El deporte de acusar a Israel de genocidio

La asimetría emocional es perceptible: las de Hamás son condenas de puro trámite, mientras que la condena a Israel es visceral, absoluta.

La asimetría emocional es perceptible: las de Hamás son condenas de puro trámite, mientras que la condena a Israel es visceral, absoluta.
Una persona con una muñequera palestina pisa una bandera israelí. | EFE

Sudáfrica ha presentado acusación de genocidio contra Israel ante la Corte Internacional de La Haya y como este tribunal es el órgano judicial de la ONU, cuyo sesgo en este asunto es conocido, el caso podrá prosperar. Lo hará, sobre todo, para los fines buscados, que son eminentemente publicitarios: propagandísticos, dirían los de antes. El gran eco mediático que ha tenido la acusación contrasta con la escasa o nula atención que se presta a los motivos del Gobierno sudafricano. Pocos recuerdan que el partido hegemónico, el Congreso Nacional Africano, mantiene estrechos lazos con la OLP desde hace mucho tiempo. Aún se recuerda menos que Sudáfrica se negó a entregar hace algunos años al Tribunal Penal Internacional —distinto de la Corte de La Haya— al ex dictador de Sudán, Omar al Bashir, contra el que había orden de arresto por crímenes de guerra, crímenes contra la humanidad y genocidio. El país que protegió a un acusado de genocidio con orden de detención, acusa ahora de genocidio a Israel por la guerra contra Hamás.

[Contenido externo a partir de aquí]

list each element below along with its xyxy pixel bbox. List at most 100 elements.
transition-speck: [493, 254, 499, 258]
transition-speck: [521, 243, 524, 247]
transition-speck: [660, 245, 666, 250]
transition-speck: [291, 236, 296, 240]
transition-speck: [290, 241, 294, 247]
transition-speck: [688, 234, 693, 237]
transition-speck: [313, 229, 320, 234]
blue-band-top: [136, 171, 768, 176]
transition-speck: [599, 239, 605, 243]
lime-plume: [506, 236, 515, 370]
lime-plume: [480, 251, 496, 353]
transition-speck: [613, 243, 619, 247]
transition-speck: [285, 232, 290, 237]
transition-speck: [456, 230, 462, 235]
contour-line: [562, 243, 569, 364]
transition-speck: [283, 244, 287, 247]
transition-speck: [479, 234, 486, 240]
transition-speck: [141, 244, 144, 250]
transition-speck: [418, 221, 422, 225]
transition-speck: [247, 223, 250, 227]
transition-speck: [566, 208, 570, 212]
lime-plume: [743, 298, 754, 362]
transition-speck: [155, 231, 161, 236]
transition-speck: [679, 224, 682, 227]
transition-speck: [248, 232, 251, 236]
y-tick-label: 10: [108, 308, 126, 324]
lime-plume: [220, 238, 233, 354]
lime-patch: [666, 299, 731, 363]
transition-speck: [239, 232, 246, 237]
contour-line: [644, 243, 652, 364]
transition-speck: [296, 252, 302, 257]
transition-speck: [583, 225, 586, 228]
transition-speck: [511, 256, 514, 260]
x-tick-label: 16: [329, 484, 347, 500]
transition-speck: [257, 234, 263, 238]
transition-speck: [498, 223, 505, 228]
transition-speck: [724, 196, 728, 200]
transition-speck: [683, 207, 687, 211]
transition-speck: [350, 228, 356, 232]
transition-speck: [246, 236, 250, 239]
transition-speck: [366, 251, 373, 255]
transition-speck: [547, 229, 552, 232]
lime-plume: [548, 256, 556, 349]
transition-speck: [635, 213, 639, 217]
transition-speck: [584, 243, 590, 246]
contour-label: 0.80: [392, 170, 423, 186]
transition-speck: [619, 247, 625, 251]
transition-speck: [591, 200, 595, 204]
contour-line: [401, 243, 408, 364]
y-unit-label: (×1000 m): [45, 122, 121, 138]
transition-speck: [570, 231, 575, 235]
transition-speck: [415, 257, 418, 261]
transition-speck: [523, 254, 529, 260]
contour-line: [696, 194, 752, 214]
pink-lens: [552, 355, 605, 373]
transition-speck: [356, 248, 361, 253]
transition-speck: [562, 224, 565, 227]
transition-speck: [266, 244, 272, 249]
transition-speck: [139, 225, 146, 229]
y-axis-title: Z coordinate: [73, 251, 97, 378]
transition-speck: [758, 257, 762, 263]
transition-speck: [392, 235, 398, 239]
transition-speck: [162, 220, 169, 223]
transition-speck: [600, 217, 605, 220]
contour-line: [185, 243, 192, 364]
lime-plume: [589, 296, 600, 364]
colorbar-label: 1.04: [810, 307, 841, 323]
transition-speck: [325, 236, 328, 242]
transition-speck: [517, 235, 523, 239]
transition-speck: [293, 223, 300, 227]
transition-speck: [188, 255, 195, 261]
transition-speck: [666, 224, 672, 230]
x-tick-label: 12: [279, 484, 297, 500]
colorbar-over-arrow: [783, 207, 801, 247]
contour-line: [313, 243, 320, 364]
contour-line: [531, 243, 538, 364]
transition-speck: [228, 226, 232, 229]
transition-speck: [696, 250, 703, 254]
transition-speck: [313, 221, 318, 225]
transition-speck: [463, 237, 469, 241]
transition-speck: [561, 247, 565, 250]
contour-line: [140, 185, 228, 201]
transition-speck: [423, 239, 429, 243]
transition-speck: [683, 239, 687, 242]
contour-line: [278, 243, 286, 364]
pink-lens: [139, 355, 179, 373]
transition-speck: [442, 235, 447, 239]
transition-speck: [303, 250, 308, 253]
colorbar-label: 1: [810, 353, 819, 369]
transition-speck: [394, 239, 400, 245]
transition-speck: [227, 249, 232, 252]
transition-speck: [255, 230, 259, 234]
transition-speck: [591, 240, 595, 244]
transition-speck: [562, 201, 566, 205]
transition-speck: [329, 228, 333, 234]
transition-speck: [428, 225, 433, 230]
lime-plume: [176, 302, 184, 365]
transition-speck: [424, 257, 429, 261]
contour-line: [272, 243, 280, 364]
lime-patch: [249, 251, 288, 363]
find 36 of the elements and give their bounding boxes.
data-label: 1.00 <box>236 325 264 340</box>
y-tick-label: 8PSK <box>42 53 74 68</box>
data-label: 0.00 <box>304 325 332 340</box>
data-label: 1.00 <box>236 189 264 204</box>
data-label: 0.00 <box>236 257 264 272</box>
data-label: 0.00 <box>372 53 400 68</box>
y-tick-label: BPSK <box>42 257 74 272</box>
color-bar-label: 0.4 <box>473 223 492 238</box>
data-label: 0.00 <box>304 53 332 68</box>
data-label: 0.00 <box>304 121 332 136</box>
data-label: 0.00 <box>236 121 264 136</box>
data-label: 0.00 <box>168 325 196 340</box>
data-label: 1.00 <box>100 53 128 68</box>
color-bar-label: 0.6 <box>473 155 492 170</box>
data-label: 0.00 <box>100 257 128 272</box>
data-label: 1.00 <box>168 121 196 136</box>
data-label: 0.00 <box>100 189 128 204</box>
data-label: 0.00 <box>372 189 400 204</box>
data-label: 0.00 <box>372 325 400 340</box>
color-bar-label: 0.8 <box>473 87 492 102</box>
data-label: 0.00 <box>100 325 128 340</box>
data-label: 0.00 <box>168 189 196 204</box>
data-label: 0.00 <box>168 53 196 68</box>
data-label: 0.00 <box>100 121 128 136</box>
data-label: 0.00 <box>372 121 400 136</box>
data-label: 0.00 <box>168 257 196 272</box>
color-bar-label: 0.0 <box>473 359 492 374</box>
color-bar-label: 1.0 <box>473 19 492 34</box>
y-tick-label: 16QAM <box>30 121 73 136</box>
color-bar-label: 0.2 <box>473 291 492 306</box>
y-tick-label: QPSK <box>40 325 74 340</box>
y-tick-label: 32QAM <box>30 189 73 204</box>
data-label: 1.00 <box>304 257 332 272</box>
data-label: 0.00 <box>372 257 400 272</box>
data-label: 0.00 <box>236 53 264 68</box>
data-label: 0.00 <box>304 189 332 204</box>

La acción sudafricana sólo formaliza una práctica constante. Las acusaciones de genocidio contra Israel no son nuevas ni de ahora. Se han constituido en un deporte macabro que muchos disfrutan practicando. Qué empuja a tanta gente, a tantos partidos y organizaciones a hacerlo es la pregunta. Si se prescinde de lo político o ideológico, toparemos seguramente con un odio —el odio a los judíos— que trasciende aquellos órdenes. Si vamos en busca de las raíces, llegaremos muy atrás. Es un odio de siglos. Las sociedades democráticas de hoy no querrán reconocer que lo albergan en su seno. Pero ahí está. Encubierto, pero está. Acusar de genocida a los que fueron víctimas del genocidio más espantoso del siglo XX, si pueden distinguirse grados en el horror, quizá sea un modo de desprenderse del remanente de culpa que quede en algunas sociedades por lo que entonces sucedió, sí, con su colaboración.

Estoy leyendo el libro de Xavier Pericay, Aly Herscovitz. Cenizas en la vida europea de Josep Pla. Es el relato de la investigación de cinco españoles —Arcadi Espada, Sergio Campos, Marcel Gascón, Eugenia Codina y Xavier Pericay— para saber quién fue, cómo vivió y cómo murió una joven alemana judía con la que Pla tuvo relación en Berlín, y sobre la que el autor escribiría, años más tarde, que había muerto "quemada" en un campo de concentración. El libro conduce, inevitable, a Auschwitz, pero pasando por Francia, donde Herscovitz, junto con otros miles de judíos refugiados en suelo francés, fue detenida por las autoridades francesas bajo las órdenes nazis. Cayó en la redada del Velódromo de Invierno de París, de allí fue a Auschwitz en aquellos trenes saturados, inhumanos, donde ya perecieron tantos, y en Auschwitz fue asesinada. Francia no reconocería aquella colaboración en la infausta redada hasta muchos, muchos años después.

La hipótesis de unos restos de culpa que se ventilan culpando de genocidio a las víctimas del gran genocidio es, con todo, benévola. La pervivencia del odio a los judíos es posibilidad más realista. Naturalmente, igual que el racismo, el odio al judío se encubre. Pero se nota. No es normal gozar de la manera que gozan cuando acusan de genocidio a Israel: cuando culpan del crimen a la víctima del crimen. Se cubren, lo ha hecho también Sudáfrica, condenando los ataques de Hamás, pero la asimetría emocional es perceptible: son condenas de puro trámite, mientras que la condena a Israel es visceral, absoluta. Ponen en ella todo lo que llevan dentro. Incluso los superficiales, como el presidente del Gobierno español, se vuelcan en las acusaciones contra Israel y pasan de puntillas sobre las atrocidades de Hamás. Ni una palabra sobre las mujeres israelíes que fueron violadas mientras las acuchillaban y mutilaban. Bastante tuvo con soportar los vídeos que le pusieron cuando visitó Israel: "tuve que visionar durante 20 minutos atentados y crímenes de Hamás". Lo hizo obligado, que si no, pasa. Qué diría este hombre en Auschwitz.